Bill Pohlad, an enormously tasteful producer (12 Years A Slave, The Tree Of Life, Into The Wild) directed one film in 1990, but Love and Mercy is really his announcement of intent, and man, he’s worth backing. The film was was made with limited resources but achieves epic emotional grandeur. Imagine a Paul McCartney or John Lennon biopic done right – that’s what this film is for Wilson. The fact that it’s done on an independent scale reflects the strange career and life arc of its subject. Wilson is McCartney and Lennon – but with a severe illness, which sidelined him from big budget, mainstream, red carpet acclaim. The casting of Dano – a true artist rather than a “movie star” – becomes ever more prescient.

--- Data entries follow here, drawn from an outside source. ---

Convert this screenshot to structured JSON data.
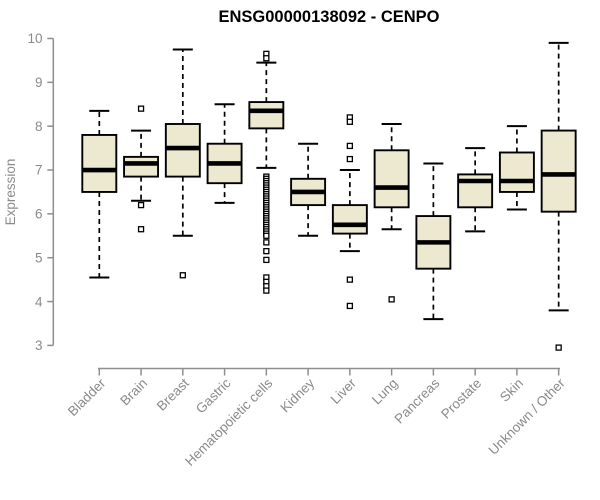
{
  "chart_data": {
    "type": "boxplot",
    "title": "ENSG00000138092 - CENPO",
    "ylabel": "Expression",
    "ylim": [
      3,
      10
    ],
    "yticks": [
      3,
      4,
      5,
      6,
      7,
      8,
      9,
      10
    ],
    "grid": false,
    "legend": "none",
    "categories": [
      "Bladder",
      "Brain",
      "Breast",
      "Gastric",
      "Hematopoietic cells",
      "Kidney",
      "Liver",
      "Lung",
      "Pancreas",
      "Prostate",
      "Skin",
      "Unknown / Other"
    ],
    "boxes": [
      {
        "category": "Bladder",
        "whisker_low": 4.55,
        "q1": 6.5,
        "median": 7.0,
        "q3": 7.8,
        "whisker_high": 8.35,
        "outliers": []
      },
      {
        "category": "Brain",
        "whisker_low": 6.3,
        "q1": 6.85,
        "median": 7.15,
        "q3": 7.3,
        "whisker_high": 7.9,
        "outliers": [
          8.4,
          6.2,
          5.65
        ]
      },
      {
        "category": "Breast",
        "whisker_low": 5.5,
        "q1": 6.85,
        "median": 7.5,
        "q3": 8.05,
        "whisker_high": 9.75,
        "outliers": [
          4.6
        ]
      },
      {
        "category": "Gastric",
        "whisker_low": 6.25,
        "q1": 6.7,
        "median": 7.15,
        "q3": 7.6,
        "whisker_high": 8.5,
        "outliers": []
      },
      {
        "category": "Hematopoietic cells",
        "whisker_low": 7.05,
        "q1": 7.95,
        "median": 8.35,
        "q3": 8.55,
        "whisker_high": 9.45,
        "outliers": [
          9.65,
          9.55,
          6.85,
          6.8,
          6.75,
          6.7,
          6.65,
          6.6,
          6.55,
          6.5,
          6.45,
          6.4,
          6.35,
          6.3,
          6.25,
          6.2,
          6.15,
          6.1,
          6.05,
          6.0,
          5.95,
          5.9,
          5.85,
          5.8,
          5.75,
          5.7,
          5.65,
          5.6,
          5.55,
          5.5,
          5.35,
          5.15,
          4.95,
          4.55,
          4.45,
          4.35,
          4.25
        ]
      },
      {
        "category": "Kidney",
        "whisker_low": 5.5,
        "q1": 6.2,
        "median": 6.5,
        "q3": 6.8,
        "whisker_high": 7.6,
        "outliers": []
      },
      {
        "category": "Liver",
        "whisker_low": 5.15,
        "q1": 5.55,
        "median": 5.75,
        "q3": 6.2,
        "whisker_high": 7.0,
        "outliers": [
          8.2,
          8.1,
          7.55,
          7.25,
          4.5,
          3.9
        ]
      },
      {
        "category": "Lung",
        "whisker_low": 5.65,
        "q1": 6.15,
        "median": 6.6,
        "q3": 7.45,
        "whisker_high": 8.05,
        "outliers": [
          4.05
        ]
      },
      {
        "category": "Pancreas",
        "whisker_low": 3.6,
        "q1": 4.75,
        "median": 5.35,
        "q3": 5.95,
        "whisker_high": 7.15,
        "outliers": []
      },
      {
        "category": "Prostate",
        "whisker_low": 5.6,
        "q1": 6.15,
        "median": 6.75,
        "q3": 6.9,
        "whisker_high": 7.5,
        "outliers": []
      },
      {
        "category": "Skin",
        "whisker_low": 6.1,
        "q1": 6.5,
        "median": 6.75,
        "q3": 7.4,
        "whisker_high": 8.0,
        "outliers": []
      },
      {
        "category": "Unknown / Other",
        "whisker_low": 3.8,
        "q1": 6.05,
        "median": 6.9,
        "q3": 7.9,
        "whisker_high": 9.9,
        "outliers": [
          2.95
        ]
      }
    ],
    "colors": {
      "box_fill": "#EDE8D0",
      "box_border": "#000000",
      "median": "#000000",
      "whisker": "#000000",
      "outlier": "#000000",
      "axis": "#8f8f8f",
      "tick_text": "#8a8a8a",
      "title_text": "#000000",
      "background": "#ffffff"
    }
  }
}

Love and Mercy deeply investigates the relationship of creativity and mental illness, the obsessive need for artists to please their fathers (and father figures), and, indeed, what it means to be a creative person. Wilson’s father, Murry (excellently portrayed by Bill Camp) is reflected and refracted by his carer / imprisoner Dr. Landy, who employs the most basic methods of fatherly foolishness – tough love, a slap then a kiss – in an extremely deliberate methodology of control. Landy was a scam artist, an emotional bully who got his comeuppance, and is played to the hilt by Paul Giamatti, an actor who constantly goes to the edge of taste, and somehow never falls off into tastelessness. He and Dano deserve each other – they are both supremely brave artists.

Laboured with a supporting role – connecting tissue, really – Elizabeth Banks rules. As Melinda Ledbetter, who met and fell in love with Wilson while he was under Landy’s control, she is never less than fully believable. Banks’ extreme beauty almost works against her (hello Charlize Theron, who has shaved her eyebrows, her head and her limbs to adjust our perceptions) but here, as an ex-model come Cadillac dealer, she’s found her role. Her quiet dignity, and growing strength, is extremely well modulated. Late in the film, she has a silent moment with Giamatti that is breath-taking. She won’t win awards for this, but she’ll win respect.

The last time I was so moved by a music biopic, or by a film about the art of creation, was Ray, but Ray feels very conventional against Love and Mercy, and that feels appropriate. Wilson is anything other than conventional. His art was – is – that of true tortured genius. Make a film of that! Pohlad has, and it’s fantastic. I can’t get it out of my mind. Love and Mercy joins Mommy and Mad Max: Fury Road as one of the great films of the first half of 2015.